K-Normalization and Register Allocation

K-Normalization is the middle of the three really fun transformations in our compiler. (The first was code generation; the last will be closure conversion.) It gets us from pure, first-order Scheme to K‑normal form.

Introduction

To introduce the transformation, let’s look at an example expression:

x + 1

This expression is not in K‑normal form because the operands of the + operation aren’t both in registers. After K‑normalization, this expression becomes

let t = 1 in x + t

where t is a temporary register.

Here’s a slightly more general expression:

x + e

It’s tempting to recursively K‑normalize e to e’, pull a temporary register t, and emit

let t = e' in x + t

But this approach has a problem: it K‑normalizes x + y to

let t = y in x + t,

which introduces an unnecessary move instruction (and also burns a register to no purpose).

To fix this issue, we’ll define a helper function that builds a let expression only when needed. We don’t care what t is, so we’ll pass the two expressions e’ and x + [●], where [●] stands for a “hole” that the helper function will fill with t. In our example,

let t = e' in x + t

is produced by metalanguage code that looks something like this:

smartLet e’ ⟦x + [●]⟧         (* artist’s conception *)

A value of type “expression with hole” is represented in the metalanguage by a function of type reg -> reg exp, and the hole is filled by applying the function to whatever register goes in the hole. The type of the helper doesn’t look much like the type of a let form, so instead of smartLet, We’ll call the helper function bindAnyReg: the helper function, not the caller, picks t.
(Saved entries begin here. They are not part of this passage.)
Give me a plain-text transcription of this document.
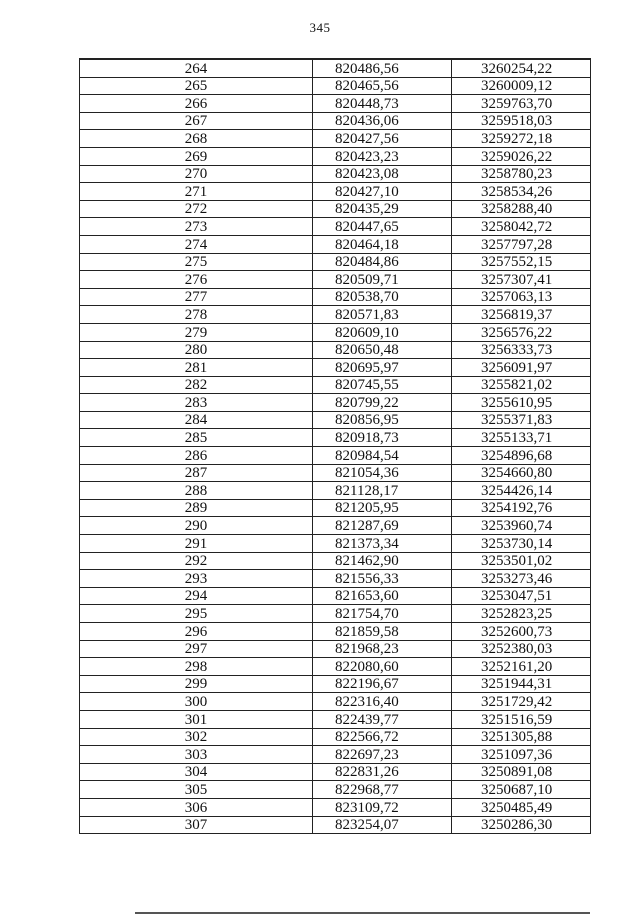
345
264	820486,56	3260254,22
265	820465,56	3260009,12
266	820448,73	3259763,70
267	820436,06	3259518,03
268	820427,56	3259272,18
269	820423,23	3259026,22
270	820423,08	3258780,23
271	820427,10	3258534,26
272	820435,29	3258288,40
273	820447,65	3258042,72
274	820464,18	3257797,28
275	820484,86	3257552,15
276	820509,71	3257307,41
277	820538,70	3257063,13
278	820571,83	3256819,37
279	820609,10	3256576,22
280	820650,48	3256333,73
281	820695,97	3256091,97
282	820745,55	3255821,02
283	820799,22	3255610,95
284	820856,95	3255371,83
285	820918,73	3255133,71
286	820984,54	3254896,68
287	821054,36	3254660,80
288	821128,17	3254426,14
289	821205,95	3254192,76
290	821287,69	3253960,74
291	821373,34	3253730,14
292	821462,90	3253501,02
293	821556,33	3253273,46
294	821653,60	3253047,51
295	821754,70	3252823,25
296	821859,58	3252600,73
297	821968,23	3252380,03
298	822080,60	3252161,20
299	822196,67	3251944,31
300	822316,40	3251729,42
301	822439,77	3251516,59
302	822566,72	3251305,88
303	822697,23	3251097,36
304	822831,26	3250891,08
305	822968,77	3250687,10
306	823109,72	3250485,49
307	823254,07	3250286,30
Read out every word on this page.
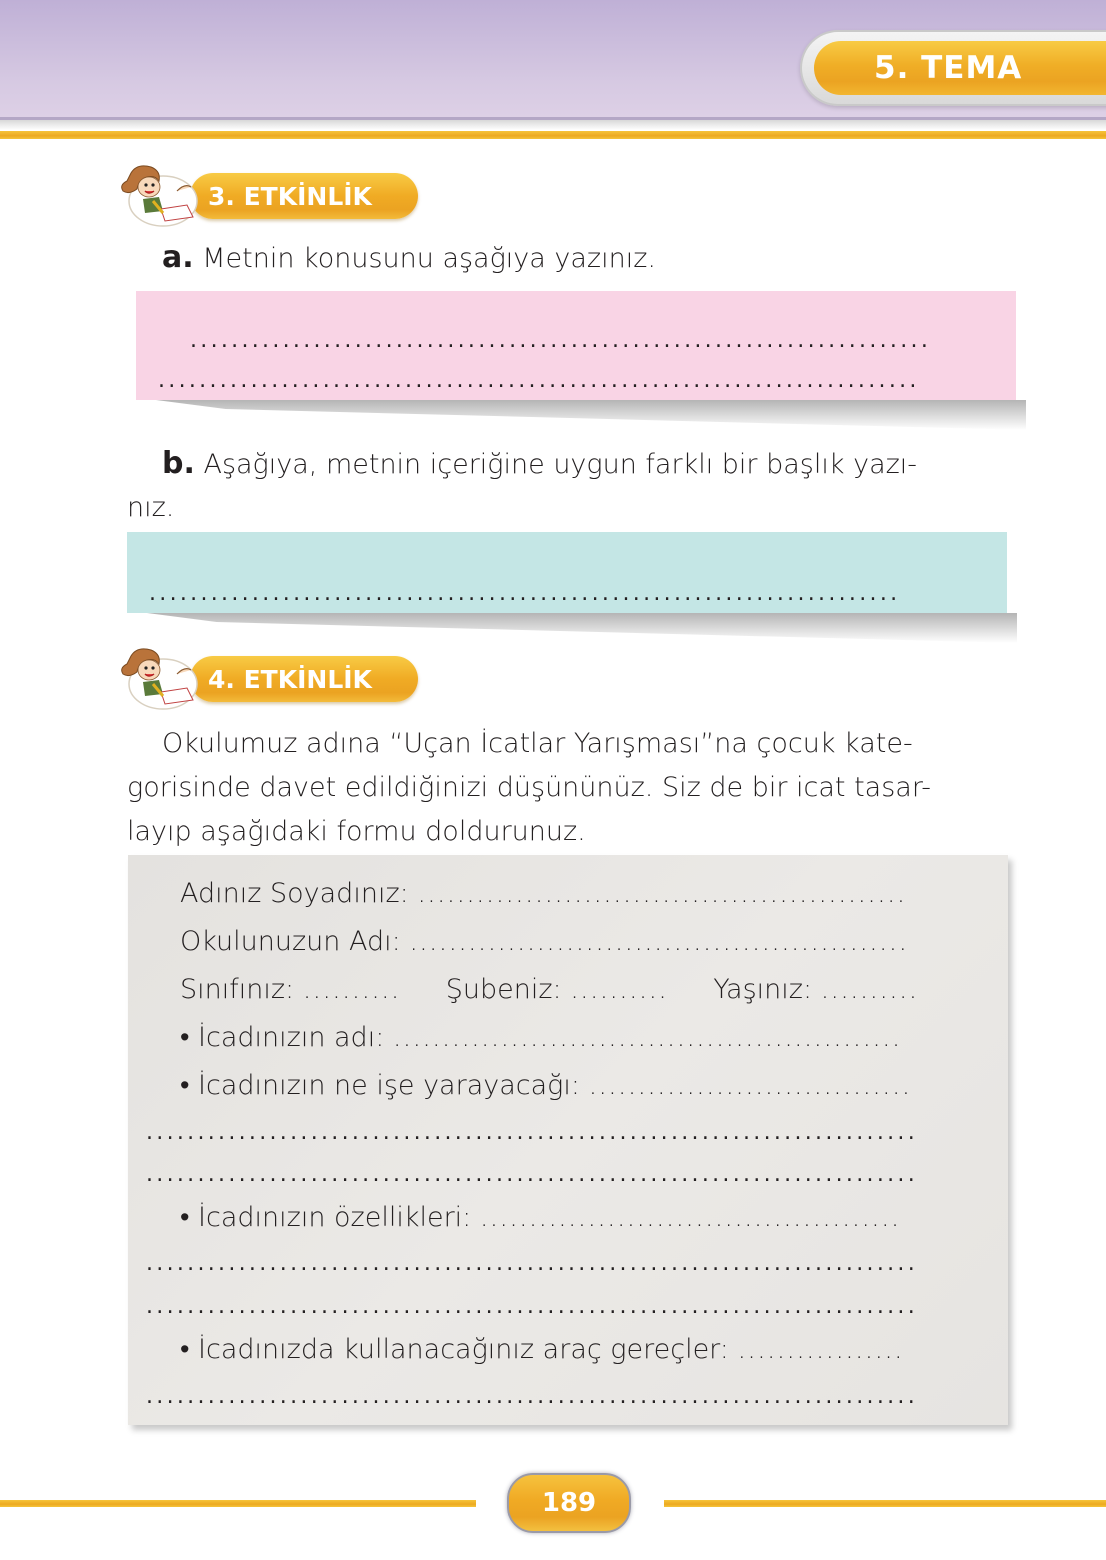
5. TEMA
3. ETKİNLİK
a. Metnin konusunu aşağıya yazınız.
........................................................................
..........................................................................
b. Aşağıya, metnin içeriğine uygun farklı bir başlık yazı-
nız.
.........................................................................
4. ETKİNLİK
Okulumuz adına “Uçan İcatlar Yarışması”na çocuk kate-
gorisinde davet edildiğinizi düşününüz. Siz de bir icat tasar-
layıp aşağıdaki formu doldurunuz.
Adınız Soyadınız: ..................................................
Okulunuzun Adı: ...................................................
Sınıfınız: .......... Şubeniz: .......... Yaşınız: ..........
• İcadınızın adı: ....................................................
• İcadınızın ne işe yarayacağı: .................................
...........................................................................
...........................................................................
• İcadınızın özellikleri: ...........................................
...........................................................................
...........................................................................
• İcadınızda kullanacağınız araç gereçler: .................
...........................................................................
189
My first draft looks something like this:

bindAnyReg e’ (fn t => ⟦x + $(t))       (* early rough mix *)

An example

A Scheme primitive call (@ e₁ e₂) will bind both argument expressions to registers:1

normalize (@ e₁ e₂)
  = { ask bindAnyReg to place each argument in a register }
bindAnyReg (normalize e₁) (fn t =>
  bindAnyReg (normalize e₂) (fn u =>
    @(t, u)))

To illustrate this transformation, I K-normalize the expression (+ 2 3) (an expression that we might prefer to evaluate at compile time):

normalize (+ 2 3)
  = { place each argument in a register }
bindAnyReg (normalize 2) (fn t =>
  bindAnyReg (normalize 3) (fn u =>
    +(t, u)))

The literal 2 is K-normalized as 2:

bindAnyReg (normalize 2) (fn t =>
  bindAnyReg (normalize 3) (fn u =>
    +(t, u)))
  = { normalize the source literal 2 making a target literal 2 }
bindAnyReg 2 (fn t =>
  bindAnyReg (normalize 3) (fn u =>
    +(t, u)))

Now bindAnyReg allocates available register t to hold the value of target expression 2. It then returns a let binding whose body is obtained by applying bindAnyReg’s continuation to t:

bindAnyReg 2 (fn t =>
  bindAnyReg (normalize 3) (fn u =>
    +(t, u)))
  = { let-bind 2 to available register t }
let t = 2 in $((fn t =>
  bindAnyReg (normalize 3) (fn u =>
    +(t, u))) t)

  = { function application (β-reduction) }
let t = 2 in
  $(bindAnyReg (normalize 3) (fn u =>
    +(t, u)))

Now the same thing happens with literal 3: it gets K-normalized as 3, and bindAnyReg allocates another available register. Since t is now in use, bindAnyReg allocates u. And it returns a let binding whose body is obtained by applying bindAnyReg’s continuation to u:

let t = 2 in
  $(bindAnyReg (normalize 3) (fn u =>
    +(t, u)))

  = { K-normalize 3 as 3 }
let t = 2 in
  $(bindAnyReg 3 (fn u =>
    +(t, u)))

  = { let-bind 3 to available register u }
let t = 2 in
  let u = 3 in ((fn u =>
    +(2, u)) u)

  = { function application (β-reduction) }
let t = 2 in
  let u = 3 in
    +(t, u)

The final target expression let t = 2 in let u = 3 in +(t, u) is in K-normal form.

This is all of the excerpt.